Simulation of DME-O2 Combustion in a Hollow Cone Impinging Jet Combustor for Direct-Fired Supercritical CO2 Power Cycle

Abstract

ABSTRACT Combustion is critical in the direct-fired supercritical CO2 power cycle. A hollow cone impinging jet combustor is designed. Instead of methane, dimethyl ether is used as the fuel for the direct-fired supercritical CO2 cycle, with a higher hydrocarbon ratio and oxygen. The dimethyl ether combustion process is simulated by Fluent, based on the k-ε turbulence model and Eddy-Dissipation Concept combustion model, combined with the dimethyl ether combustion mechanism.
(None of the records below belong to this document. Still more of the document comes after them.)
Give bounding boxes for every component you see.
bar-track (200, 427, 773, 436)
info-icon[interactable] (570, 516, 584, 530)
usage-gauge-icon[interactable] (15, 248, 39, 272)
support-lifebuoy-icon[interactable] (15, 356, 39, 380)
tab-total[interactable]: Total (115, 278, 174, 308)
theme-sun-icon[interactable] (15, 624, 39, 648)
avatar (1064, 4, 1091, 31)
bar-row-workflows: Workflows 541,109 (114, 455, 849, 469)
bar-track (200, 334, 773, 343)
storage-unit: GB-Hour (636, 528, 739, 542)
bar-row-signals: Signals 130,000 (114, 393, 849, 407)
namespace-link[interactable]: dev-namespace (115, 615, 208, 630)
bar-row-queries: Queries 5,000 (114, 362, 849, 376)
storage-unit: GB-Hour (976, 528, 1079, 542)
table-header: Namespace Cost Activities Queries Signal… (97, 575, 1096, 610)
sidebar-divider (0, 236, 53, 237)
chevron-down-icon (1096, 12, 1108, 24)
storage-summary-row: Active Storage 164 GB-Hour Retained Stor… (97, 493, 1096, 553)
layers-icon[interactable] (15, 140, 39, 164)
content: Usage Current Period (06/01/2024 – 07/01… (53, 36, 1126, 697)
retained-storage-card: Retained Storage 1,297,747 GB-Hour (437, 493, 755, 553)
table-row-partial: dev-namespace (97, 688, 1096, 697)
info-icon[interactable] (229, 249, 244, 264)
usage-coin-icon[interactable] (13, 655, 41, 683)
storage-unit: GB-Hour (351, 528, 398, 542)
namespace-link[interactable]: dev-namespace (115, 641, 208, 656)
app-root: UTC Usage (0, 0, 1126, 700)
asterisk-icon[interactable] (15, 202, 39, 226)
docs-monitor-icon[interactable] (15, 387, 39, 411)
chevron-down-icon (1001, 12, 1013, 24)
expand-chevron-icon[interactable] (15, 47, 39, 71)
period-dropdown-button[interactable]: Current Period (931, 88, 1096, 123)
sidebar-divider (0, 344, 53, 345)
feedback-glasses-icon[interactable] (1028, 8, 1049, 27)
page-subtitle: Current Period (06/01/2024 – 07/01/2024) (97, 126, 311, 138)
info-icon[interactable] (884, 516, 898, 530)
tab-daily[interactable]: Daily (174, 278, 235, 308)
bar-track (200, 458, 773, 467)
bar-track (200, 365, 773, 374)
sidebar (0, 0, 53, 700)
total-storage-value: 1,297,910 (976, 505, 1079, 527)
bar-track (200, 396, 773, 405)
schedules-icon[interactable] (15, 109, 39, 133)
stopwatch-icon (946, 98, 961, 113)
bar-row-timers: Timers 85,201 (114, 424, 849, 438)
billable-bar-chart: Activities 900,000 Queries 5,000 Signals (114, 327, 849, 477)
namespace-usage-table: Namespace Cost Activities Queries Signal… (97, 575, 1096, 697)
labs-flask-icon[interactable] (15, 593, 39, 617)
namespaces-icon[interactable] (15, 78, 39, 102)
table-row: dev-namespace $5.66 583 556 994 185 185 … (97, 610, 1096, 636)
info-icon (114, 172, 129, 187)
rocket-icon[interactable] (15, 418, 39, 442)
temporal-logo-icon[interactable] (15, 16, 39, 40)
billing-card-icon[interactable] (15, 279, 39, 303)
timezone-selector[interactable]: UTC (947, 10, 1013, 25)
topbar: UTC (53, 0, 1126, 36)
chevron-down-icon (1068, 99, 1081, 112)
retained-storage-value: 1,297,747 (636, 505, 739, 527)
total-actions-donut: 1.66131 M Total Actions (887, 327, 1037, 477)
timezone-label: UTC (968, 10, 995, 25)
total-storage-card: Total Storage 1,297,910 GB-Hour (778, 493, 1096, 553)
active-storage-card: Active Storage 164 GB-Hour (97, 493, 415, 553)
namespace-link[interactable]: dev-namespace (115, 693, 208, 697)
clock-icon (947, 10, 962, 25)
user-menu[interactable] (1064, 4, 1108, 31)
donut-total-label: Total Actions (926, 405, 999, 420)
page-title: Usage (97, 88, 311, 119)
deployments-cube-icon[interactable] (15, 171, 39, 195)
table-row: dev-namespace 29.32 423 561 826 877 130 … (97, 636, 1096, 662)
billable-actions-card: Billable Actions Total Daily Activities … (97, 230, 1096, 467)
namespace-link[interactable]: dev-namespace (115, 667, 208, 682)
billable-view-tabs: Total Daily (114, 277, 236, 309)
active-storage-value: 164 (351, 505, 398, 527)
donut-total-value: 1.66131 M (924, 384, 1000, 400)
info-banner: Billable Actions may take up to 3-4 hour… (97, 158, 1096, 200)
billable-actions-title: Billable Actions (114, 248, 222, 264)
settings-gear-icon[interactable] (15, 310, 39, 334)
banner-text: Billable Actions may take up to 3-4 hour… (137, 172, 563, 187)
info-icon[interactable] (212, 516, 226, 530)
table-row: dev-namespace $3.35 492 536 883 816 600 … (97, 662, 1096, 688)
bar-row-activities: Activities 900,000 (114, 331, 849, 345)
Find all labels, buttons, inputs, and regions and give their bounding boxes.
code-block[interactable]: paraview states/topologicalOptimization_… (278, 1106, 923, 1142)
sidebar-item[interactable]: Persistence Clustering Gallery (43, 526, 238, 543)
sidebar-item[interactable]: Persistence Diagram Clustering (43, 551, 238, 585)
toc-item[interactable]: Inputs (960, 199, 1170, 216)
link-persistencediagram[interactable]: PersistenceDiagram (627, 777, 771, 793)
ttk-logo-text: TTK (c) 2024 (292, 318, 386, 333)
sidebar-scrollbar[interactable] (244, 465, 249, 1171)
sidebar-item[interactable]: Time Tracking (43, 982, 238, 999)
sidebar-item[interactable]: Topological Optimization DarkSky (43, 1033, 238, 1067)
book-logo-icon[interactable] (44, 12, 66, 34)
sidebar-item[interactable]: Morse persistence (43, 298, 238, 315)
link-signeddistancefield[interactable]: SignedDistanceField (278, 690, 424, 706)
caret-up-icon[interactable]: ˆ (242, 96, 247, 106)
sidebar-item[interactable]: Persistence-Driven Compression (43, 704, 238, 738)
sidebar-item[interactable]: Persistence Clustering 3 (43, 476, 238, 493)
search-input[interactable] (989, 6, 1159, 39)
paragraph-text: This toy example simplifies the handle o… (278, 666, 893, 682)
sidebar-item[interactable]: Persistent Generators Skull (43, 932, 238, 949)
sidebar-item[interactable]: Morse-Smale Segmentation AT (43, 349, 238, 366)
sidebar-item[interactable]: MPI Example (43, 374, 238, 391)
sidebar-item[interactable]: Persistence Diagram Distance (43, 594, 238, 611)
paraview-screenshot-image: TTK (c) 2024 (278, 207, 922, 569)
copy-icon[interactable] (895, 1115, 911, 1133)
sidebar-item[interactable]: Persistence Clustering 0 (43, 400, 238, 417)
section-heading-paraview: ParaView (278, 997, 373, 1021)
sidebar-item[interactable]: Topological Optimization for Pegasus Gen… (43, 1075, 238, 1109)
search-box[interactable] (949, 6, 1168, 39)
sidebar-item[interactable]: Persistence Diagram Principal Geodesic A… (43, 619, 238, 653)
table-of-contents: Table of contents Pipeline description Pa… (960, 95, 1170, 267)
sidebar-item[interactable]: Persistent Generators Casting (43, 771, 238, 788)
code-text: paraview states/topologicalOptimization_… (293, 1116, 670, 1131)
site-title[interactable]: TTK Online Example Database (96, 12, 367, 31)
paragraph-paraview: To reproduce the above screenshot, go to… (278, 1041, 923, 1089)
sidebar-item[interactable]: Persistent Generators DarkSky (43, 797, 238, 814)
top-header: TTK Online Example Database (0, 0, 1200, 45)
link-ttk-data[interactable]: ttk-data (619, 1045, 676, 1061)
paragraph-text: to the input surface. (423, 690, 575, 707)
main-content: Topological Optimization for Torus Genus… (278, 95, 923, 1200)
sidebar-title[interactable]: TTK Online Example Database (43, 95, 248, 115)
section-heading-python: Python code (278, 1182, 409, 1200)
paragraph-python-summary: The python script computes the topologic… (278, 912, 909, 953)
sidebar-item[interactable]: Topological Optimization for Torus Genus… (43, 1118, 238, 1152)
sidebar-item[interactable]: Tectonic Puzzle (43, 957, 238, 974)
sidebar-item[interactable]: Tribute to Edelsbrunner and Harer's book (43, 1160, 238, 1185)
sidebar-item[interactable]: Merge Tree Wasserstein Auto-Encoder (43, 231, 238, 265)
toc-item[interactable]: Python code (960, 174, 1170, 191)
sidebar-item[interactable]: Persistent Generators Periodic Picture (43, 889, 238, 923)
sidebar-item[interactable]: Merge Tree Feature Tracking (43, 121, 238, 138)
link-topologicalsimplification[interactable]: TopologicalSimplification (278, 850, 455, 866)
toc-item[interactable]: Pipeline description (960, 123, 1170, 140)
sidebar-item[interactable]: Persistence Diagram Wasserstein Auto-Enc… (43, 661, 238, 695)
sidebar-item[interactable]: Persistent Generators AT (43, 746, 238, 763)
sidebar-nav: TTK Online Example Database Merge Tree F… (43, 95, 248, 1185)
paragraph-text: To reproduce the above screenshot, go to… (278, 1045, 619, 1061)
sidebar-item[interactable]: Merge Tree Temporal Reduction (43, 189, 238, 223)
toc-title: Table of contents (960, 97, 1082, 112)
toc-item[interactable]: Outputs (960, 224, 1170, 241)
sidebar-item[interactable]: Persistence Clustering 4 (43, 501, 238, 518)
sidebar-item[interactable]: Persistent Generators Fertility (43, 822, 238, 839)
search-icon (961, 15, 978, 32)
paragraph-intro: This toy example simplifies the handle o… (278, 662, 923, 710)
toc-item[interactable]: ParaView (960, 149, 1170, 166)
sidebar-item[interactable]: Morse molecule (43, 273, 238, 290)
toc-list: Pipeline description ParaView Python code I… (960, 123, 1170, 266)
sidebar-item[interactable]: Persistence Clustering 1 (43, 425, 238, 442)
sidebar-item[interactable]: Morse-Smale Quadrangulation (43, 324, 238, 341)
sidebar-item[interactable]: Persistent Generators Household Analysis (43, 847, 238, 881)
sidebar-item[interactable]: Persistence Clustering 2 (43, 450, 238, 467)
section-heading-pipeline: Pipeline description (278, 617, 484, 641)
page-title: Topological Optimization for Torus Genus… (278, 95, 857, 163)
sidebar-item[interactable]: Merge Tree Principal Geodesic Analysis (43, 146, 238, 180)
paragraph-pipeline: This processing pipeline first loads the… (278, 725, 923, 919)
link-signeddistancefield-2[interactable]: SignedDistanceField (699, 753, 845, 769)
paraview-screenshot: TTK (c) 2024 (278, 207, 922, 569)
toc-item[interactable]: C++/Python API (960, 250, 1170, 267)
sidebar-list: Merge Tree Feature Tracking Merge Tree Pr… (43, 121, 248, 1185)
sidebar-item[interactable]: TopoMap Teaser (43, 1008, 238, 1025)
The effects of the CO2 recycling ratio, the excess oxygen coefficient, and in-combustor pressure are investigated to support improving combustion performance. The results indicate that the recycled CO2 intensifies the movement of the mixture in the combustor, reduces the peak temperature, and makes temperature distribution more uniform. As the excess oxygen coefficient increases, the peak temperature is enhanced, and the combustion is more sufficient. The effect of in-combustor pressure is complex. On the one hand, increasing in-combustor pressure reduces the jet penetration and inhibits the contact between dimethyl ether and O2, leading to a lower peak temperature. On the other hand, it prolongs the residence time of the high-temperature exhaust, making the reaction between dimethyl ether and O2 more sufficient. The optimal operating condition of the combustor is a CO2 recycling ratio of 0.95, an excess oxygen coefficient of 1.20, and an in-combustor pressure of 30 MPa. Moreover, the obtained combustion products parameters, such as temperature, component concentration, and mass flow rate, can guide the performance analysis for the direct-fired supercritical CO2 power cycle.